COMPLIANCE WITH LAWS
Each party represents and warrants, in connection with transactions contemplated by these Terms, that it will comply with all applicable federal, state and local laws, regulations, and orders, including without limitation: (A) all applicable laws and regulations regarding export controls, economic sanctions, trade embargoes and anti-boycott restrictions, and all applicable anti-corruption laws, including but not limited to the U.S. Foreign Corrupt Practices Act (as amended) and the United Kingdom Bribery Act (collectively, “Applicable International Trade and Anti-Corruption Laws”); and (B) all applicable equal opportunity requirements including those set forth in U.S. Executive Order 11246, the U.S. Rehabilitation Act of 1973, as amended, and the U.S. Vietnam Era Veterans Readjustment Assistance Act of 1974, as amended, and regulations promulgated thereunder, and laws prohibiting discrimination against any person because of veteran status, disability, race, creed, color, national origin, religion, age or sex in any term or condition of employment, all of which are incorporated by reference into this Agreement; and (C) all applicable laws and regulations addressing human trafficking and slavery. Each Party acknowledges and confirms that it and its officers, directors, employees, agents, contractors, and/or any representative acting on its behalf are familiar with the provisions of Applicable International Trade and Anti-Corruption Laws. Each Party agrees to indemnify, defend and hold harmless the other Party and its employees from and against any and all claims, demands, costs, penalties and fines arising in connection with any alleged breach by the indemnifying party or any of its representatives of this Section.
NO ASSIGNMENT OR MODIFICATION
Customer shall not assign or transfer any contract with Provider without its prior written consent.
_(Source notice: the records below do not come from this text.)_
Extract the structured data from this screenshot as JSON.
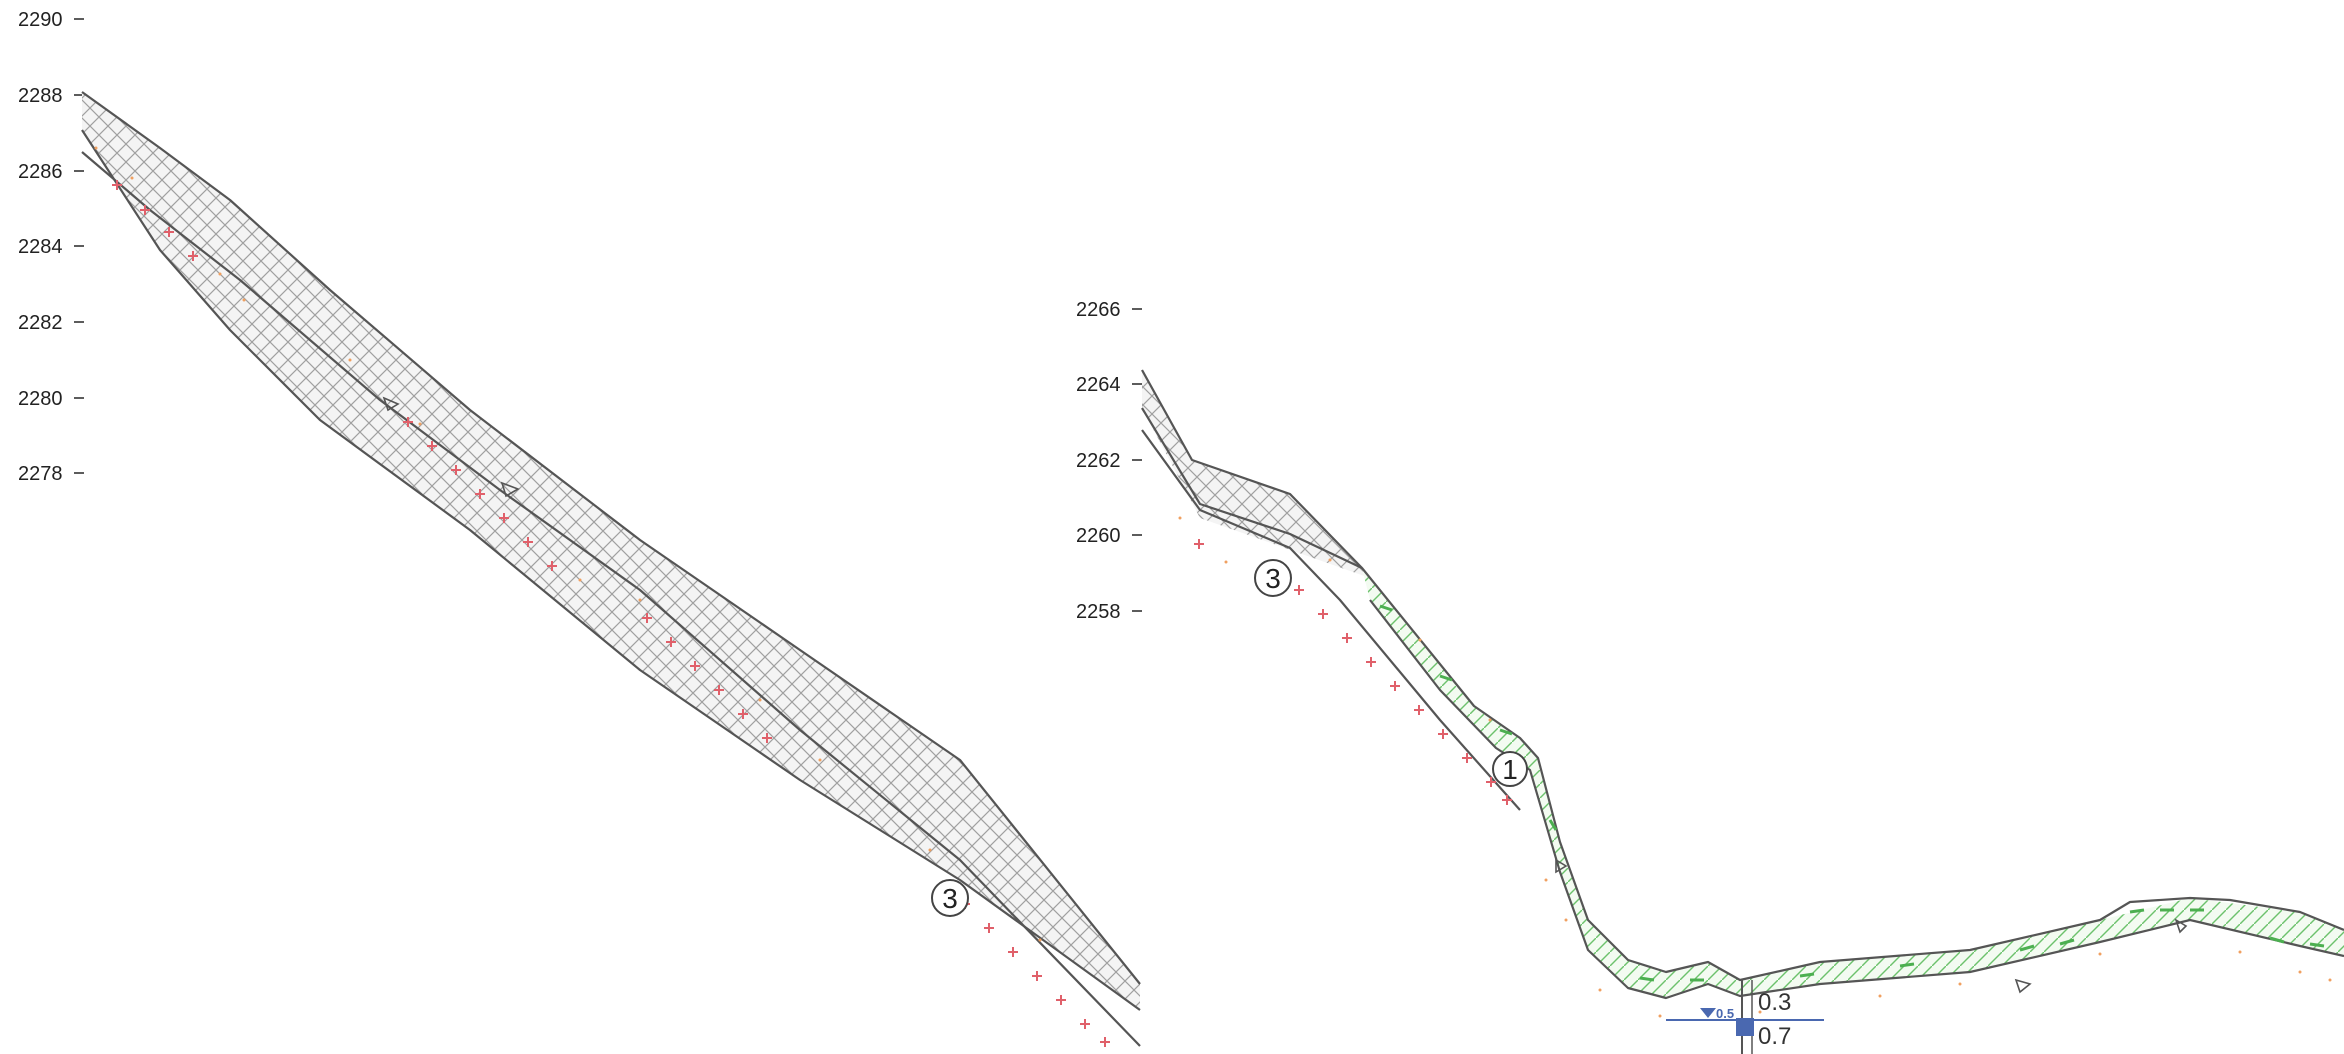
{
  "left_panel": {
    "elevation_ticks": [
      "2290",
      "2288",
      "2286",
      "2284",
      "2282",
      "2280",
      "2278"
    ],
    "callout": "3"
  },
  "right_panel": {
    "elevation_ticks": [
      "2266",
      "2264",
      "2262",
      "2260",
      "2258"
    ],
    "callouts": [
      "3",
      "1"
    ],
    "dimensions": {
      "upper": "0.3",
      "lower": "0.7",
      "small": "0.5"
    }
  },
  "colors": {
    "outline": "#555555",
    "hatch": "#9a9a9a",
    "green_hatch": "#5cb85c",
    "plus_marker": "#e0606a",
    "dots": "#f0a060",
    "dimension": "#4a68b0"
  }
}
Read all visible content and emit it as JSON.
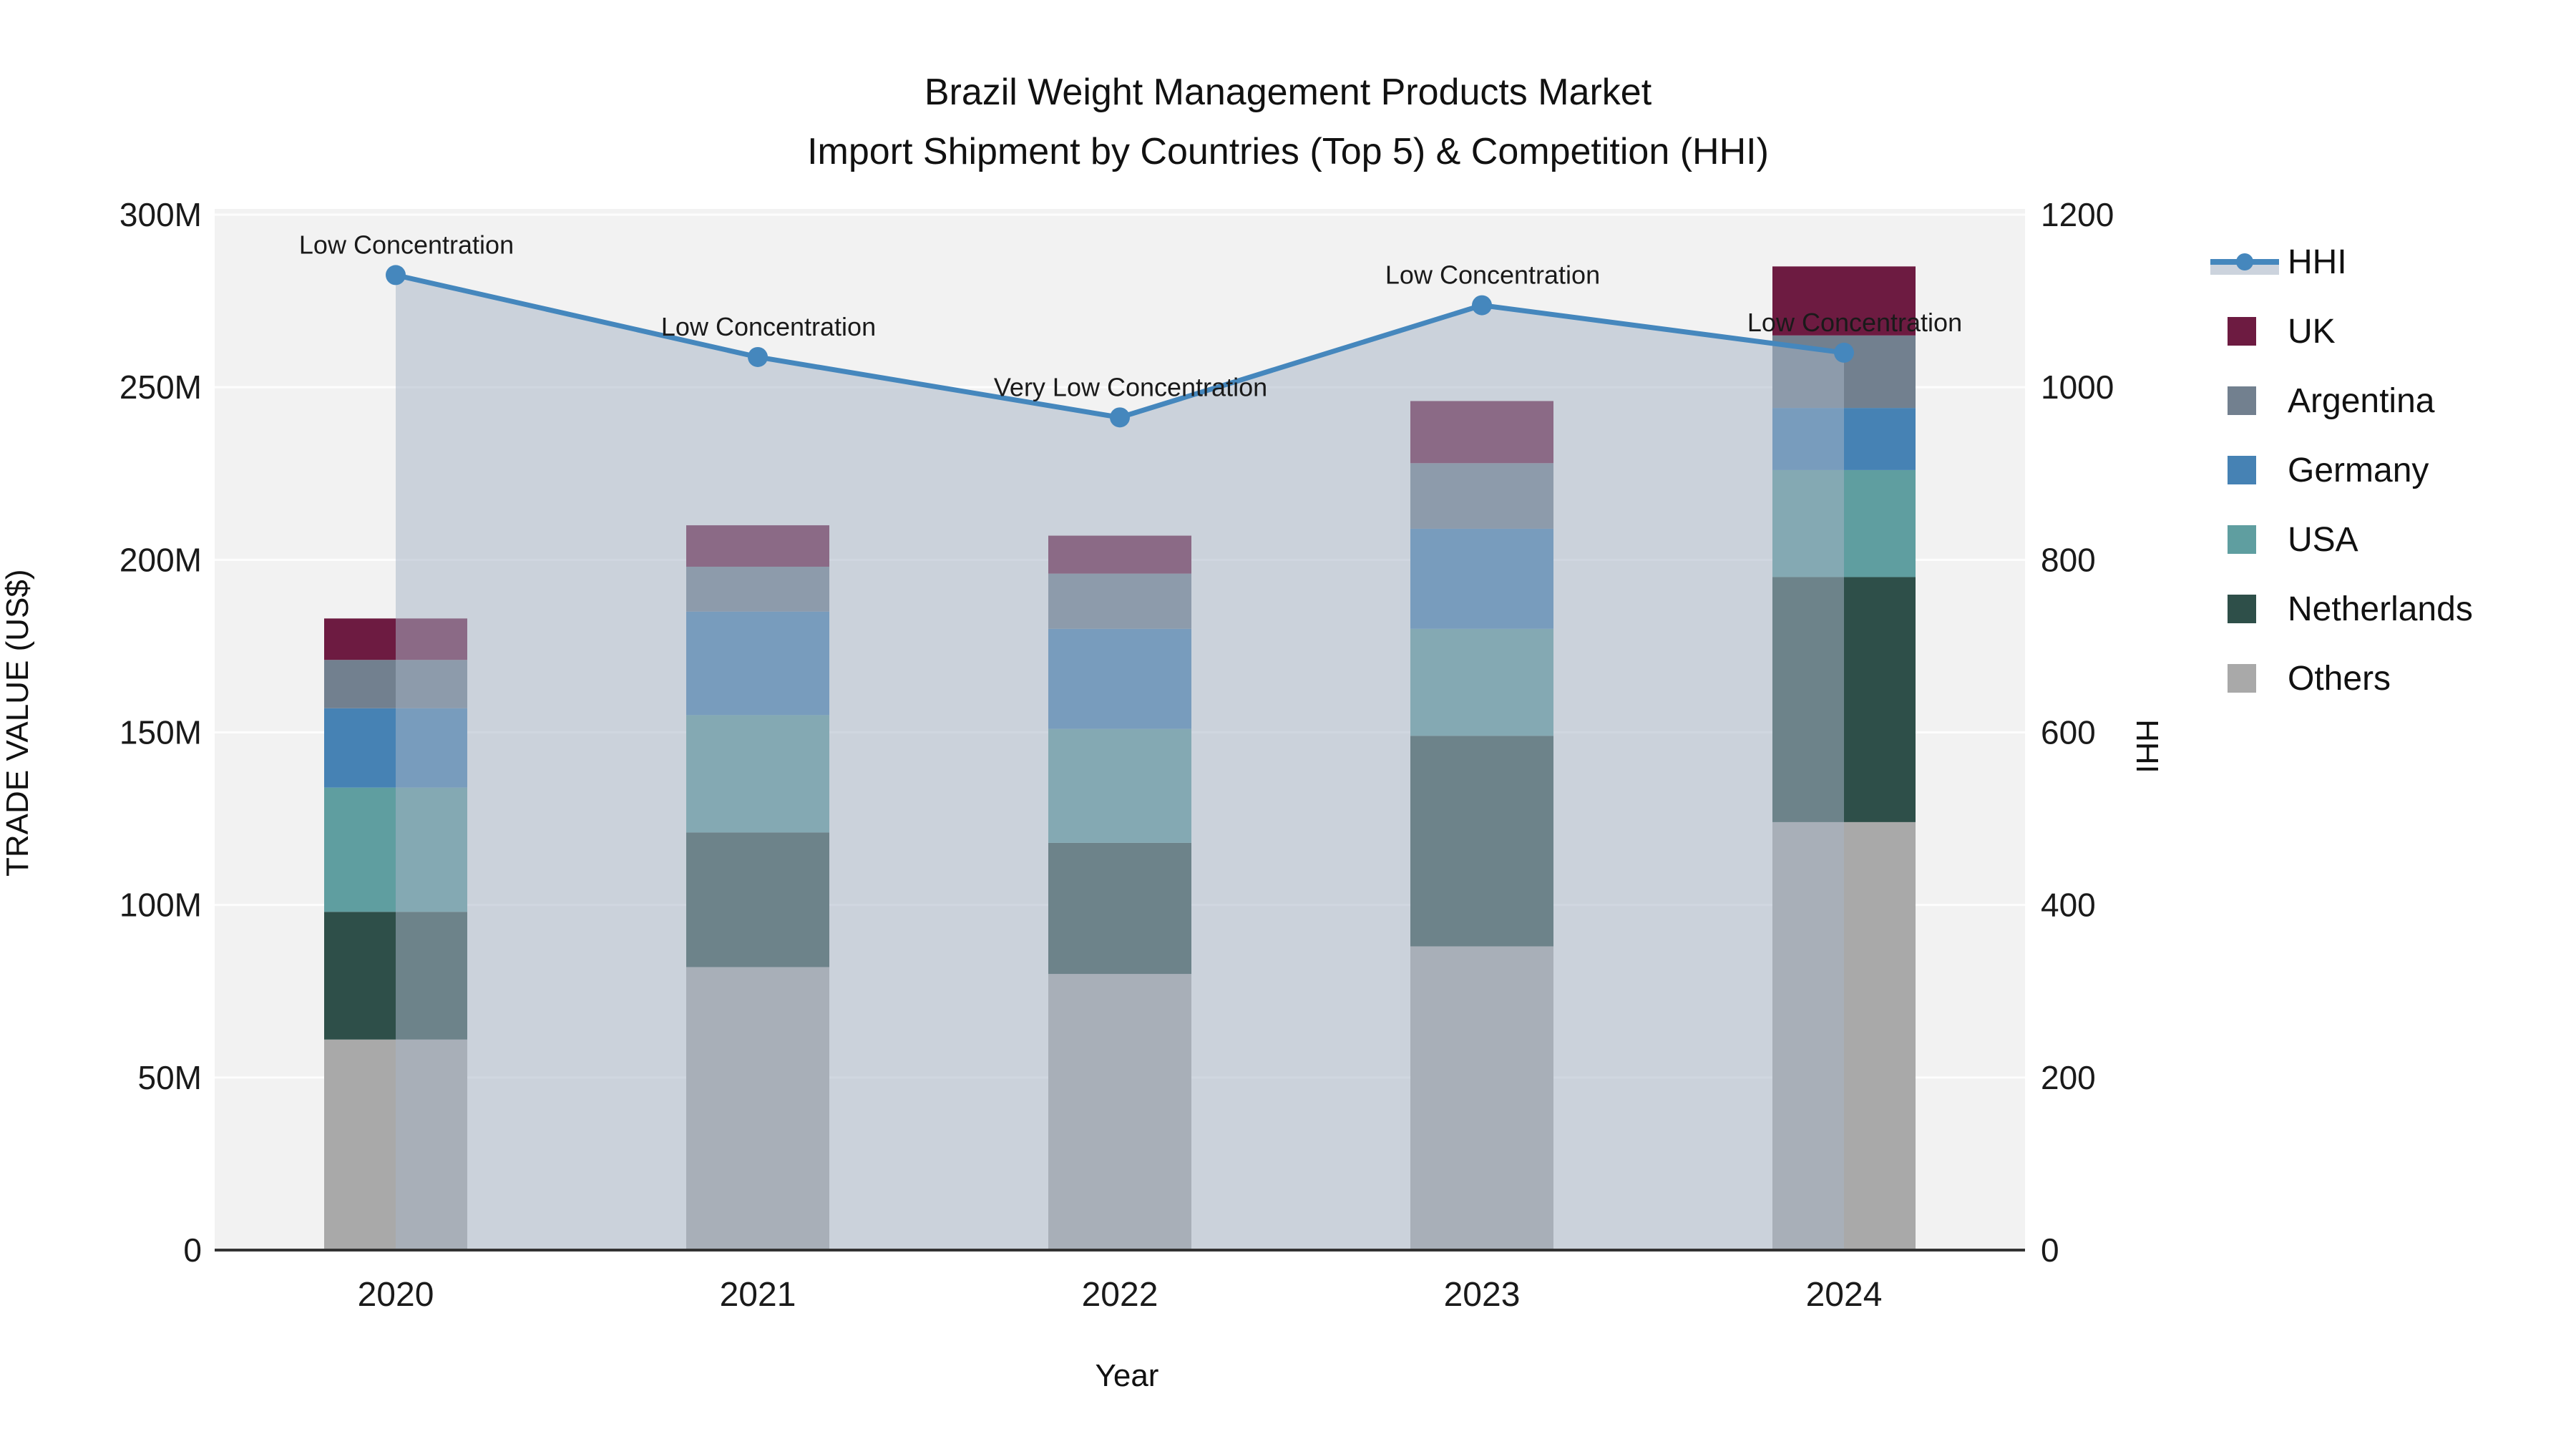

No modification of these terms shall be effective unless specifically agreed to in writing by Provider, and no modification shall be rendered effective by Provider’s receipt, acknowledgment, or acceptance of any purchase order or other form Customer provide that stipulates different terms or conditions, and Provider hereby gives notification of objection to any such terms and conditions.
No waiver of these terms shall be effective against Provider unless made in writing by an authorized representative of Provider. Customer shall not assert that Provider’s waiver of Customer’s breach of these terms, or of those of a later contract of the parties, is a waiver of any other breach, nor assert that Seller’s failure to exercise a right arising from Customer’s default is a continuing waiver of the right, and Customer agrees that Provider may exercise the right at a later time.
NO THIRD PARTY BENEFICIARIES
Customer and Provider are the only intended beneficiaries of this document, and there are no third party beneficiaries.
Provider reserves the right to correct typographical or clerical errors in a quotation, order, or agreement without prejudice or legal effect.
Any of these terms that a governing jurisdiction prohibits or declares unenforceable shall be ineffective only to the extent of such prohibition or unenforceability only in that jurisdiction, without invalidating the remaining terms or affecting the validity or enforceability of such terms in any other jurisdiction.
Paragraph headings are for convenience of reference only, are without substantive meaning, and shall not be used to construe or interpret these terms.